10番! | ナノ



「豪炎寺先輩! 今日こそ!」
「懲りないな」
「だってぇ……!」

 ノートとペンを手に、首からカメラを提げて、ベンチに腰掛ける豪炎寺へとずいずい詰め寄る春奈だが、相も変わらず呆れたような拒否の態度をとられ、へにゃりと表情を顰めた。この春奈の突撃も、そして豪炎寺がそれをあしらうのも、片手で数えられる回数をゆうに突破していた。
 次の新聞部の特集記事に、絶賛活躍中の我等がエースストライカーである豪炎寺のインタビューを掲載しようと考えていたのだが、肝心の本人が滅多に捕まらず、会えばこうして取材の依頼を取り付けようとしては、曖昧に誤魔化されて逃げられる日々が続いている。一度目はきっぱりと断られ、二度目は呆れがちに断られ、てっきり三度目ぐらいで渋々受けてくれるとばかり思っていたのだが、春奈の交渉が下手なのか、豪炎寺の躱し方が上手なのか、結局のらりくらりと会話をすり抜けられて、ここ最近はそれでもめげない春奈に全く快諾する気のない豪炎寺がくすくすと笑って応対する始末だ。柔和な態度で接してくる割に、豪炎寺がインタビューの許可を下ろす様子はない。歯痒い思いをしながら、春菜はそれでも取材時お決まりの三点セットを装備して、(休み時間は本人から却下を食らったので)部活の合間を縫っては、交渉と呼ぶには少々駆け引きが足りていないやりとりを続けていた。既にここ最近の日常と化し始めた二人の攻防戦(豪炎寺の方が上手なために勝負になっていない気もするが)を、部員たちは生暖かい視線でもって見ている。

「ちょっとだけ! ふたつ、いやみっつ、うーん……いつつぐらい質問に答えてくれればいいですから!」
「増えてるぞ。普通そういうのはまず無理だと思わせる数字を伝えてから、それよりも小さい自分の希望数を提示して、相手に少なくなったと錯覚させてうんと言わせるものだ」
「そうなんですね! じゃあ豪炎寺先輩、手始めに二十個ぐらい質問したいんですけど!」
「無理だ」
「そうですか……。じゃあいつつだったらどうですか!?」
「無理だ」
「全然引っかからないじゃないですかぁ!」

 すっかりおちょくられている春奈に、あからさまなネタに素直に引っかかり過ぎなのでは、と思う一部の部員たちだったが、それでもと食らいつく姿勢は賞賛する他ない。何せ相手があの豪炎寺なのだ。これが風丸あたりであれば、最初こそ渋るものの最終的に苦笑しながら受けるだろうが、こと豪炎寺において日々の詰め寄り作戦は通用しないらしい。

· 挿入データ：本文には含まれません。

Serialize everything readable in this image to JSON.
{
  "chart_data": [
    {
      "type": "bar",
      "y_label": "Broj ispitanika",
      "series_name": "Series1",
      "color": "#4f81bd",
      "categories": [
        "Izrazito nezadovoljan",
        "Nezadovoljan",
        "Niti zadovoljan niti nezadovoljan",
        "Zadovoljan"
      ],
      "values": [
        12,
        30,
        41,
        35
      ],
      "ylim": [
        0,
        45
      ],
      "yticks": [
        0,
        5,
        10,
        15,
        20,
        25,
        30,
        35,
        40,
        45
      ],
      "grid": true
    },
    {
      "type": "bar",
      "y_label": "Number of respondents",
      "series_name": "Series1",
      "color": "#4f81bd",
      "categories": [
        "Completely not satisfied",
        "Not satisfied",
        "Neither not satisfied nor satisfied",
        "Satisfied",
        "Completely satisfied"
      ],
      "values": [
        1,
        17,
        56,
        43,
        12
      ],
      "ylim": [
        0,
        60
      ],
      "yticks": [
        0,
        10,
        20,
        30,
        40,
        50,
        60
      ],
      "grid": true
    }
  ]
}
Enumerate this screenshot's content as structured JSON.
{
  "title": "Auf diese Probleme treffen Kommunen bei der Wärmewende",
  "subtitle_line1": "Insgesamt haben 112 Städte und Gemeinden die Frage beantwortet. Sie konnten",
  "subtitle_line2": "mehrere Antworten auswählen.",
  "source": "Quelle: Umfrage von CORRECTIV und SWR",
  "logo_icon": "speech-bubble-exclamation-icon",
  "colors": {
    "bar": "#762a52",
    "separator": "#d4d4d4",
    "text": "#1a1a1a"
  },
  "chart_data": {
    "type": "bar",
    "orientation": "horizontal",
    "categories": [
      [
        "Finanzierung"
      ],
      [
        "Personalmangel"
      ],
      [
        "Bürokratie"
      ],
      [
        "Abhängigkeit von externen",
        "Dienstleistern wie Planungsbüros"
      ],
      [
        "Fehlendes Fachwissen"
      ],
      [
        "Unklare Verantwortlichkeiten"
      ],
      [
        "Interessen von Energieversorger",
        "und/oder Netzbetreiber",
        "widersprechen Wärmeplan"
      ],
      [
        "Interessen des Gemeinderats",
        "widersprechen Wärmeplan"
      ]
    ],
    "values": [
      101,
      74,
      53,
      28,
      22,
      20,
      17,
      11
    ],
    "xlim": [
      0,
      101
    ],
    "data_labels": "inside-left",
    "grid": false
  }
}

毎日のようにあの手この手でうんと言わせようとする春奈と、あの手この手で躱し続ける豪炎寺の戦いは、どちらも折れるつもりがない以上、まだまだ続くのであろう。

「先輩! じゃあひとつ、ひとつだけ答えてください! 好みの女性のタイプは!?」

 よりもよってそれか、と聞き耳を立てていた面々は心の中で呟いた。一番プライベートな、しかも普通に考えたらとても答えにくい質問だ。しかし豪炎寺は、ふむと考える仕草をしだした。今までのゴリ押しが強すぎてひとつぐらいなら……と感覚が麻痺してしまったのではと不安になる面々を余所に、豪炎寺は納得したようにひとつ頷くと、やわらかく瞳を細めて、答えを今か今かと待ち望む春奈へと微笑みかけた。

「音無のような明るい奴は、まぁ嫌いではないな」
「……へっ」

 思いがけない言葉に、春奈は数拍間を空けてから、気の抜けた声をあげてぴしりと固まる。春奈どころか、グラウンド全体の空気が戸惑ったようにフリーズしていた。たっぷり十秒ほど硬直してから、途端ぼんっと音がしそうなほど耳まで真っ赤にさせた春奈は、あ、とかう、とか言葉にならない言葉を唇から零し、わなわなと身体を震えさせたあと、ぴゃあっと一目散に秋の元へと走って逃げていってしまった。

「豪炎寺さぁ、あんまりからかってやるなよ」
「何のことだ?」
「えぇ……」

 見かねた半田が勇気を出してそう言うも、小奇麗な顔で微笑する豪炎寺に、本気か冗談か判りかねると、半田は走っていったやかまし後輩に同情してやるのだった。なおその始終を見ていた鬼道が「豪炎寺……」と静かに呟いていたのを聞いてしまった染岡は、自分のことでもないのにぶるりと背筋を震わせていたのだが、それは豪炎寺の知らぬ話である。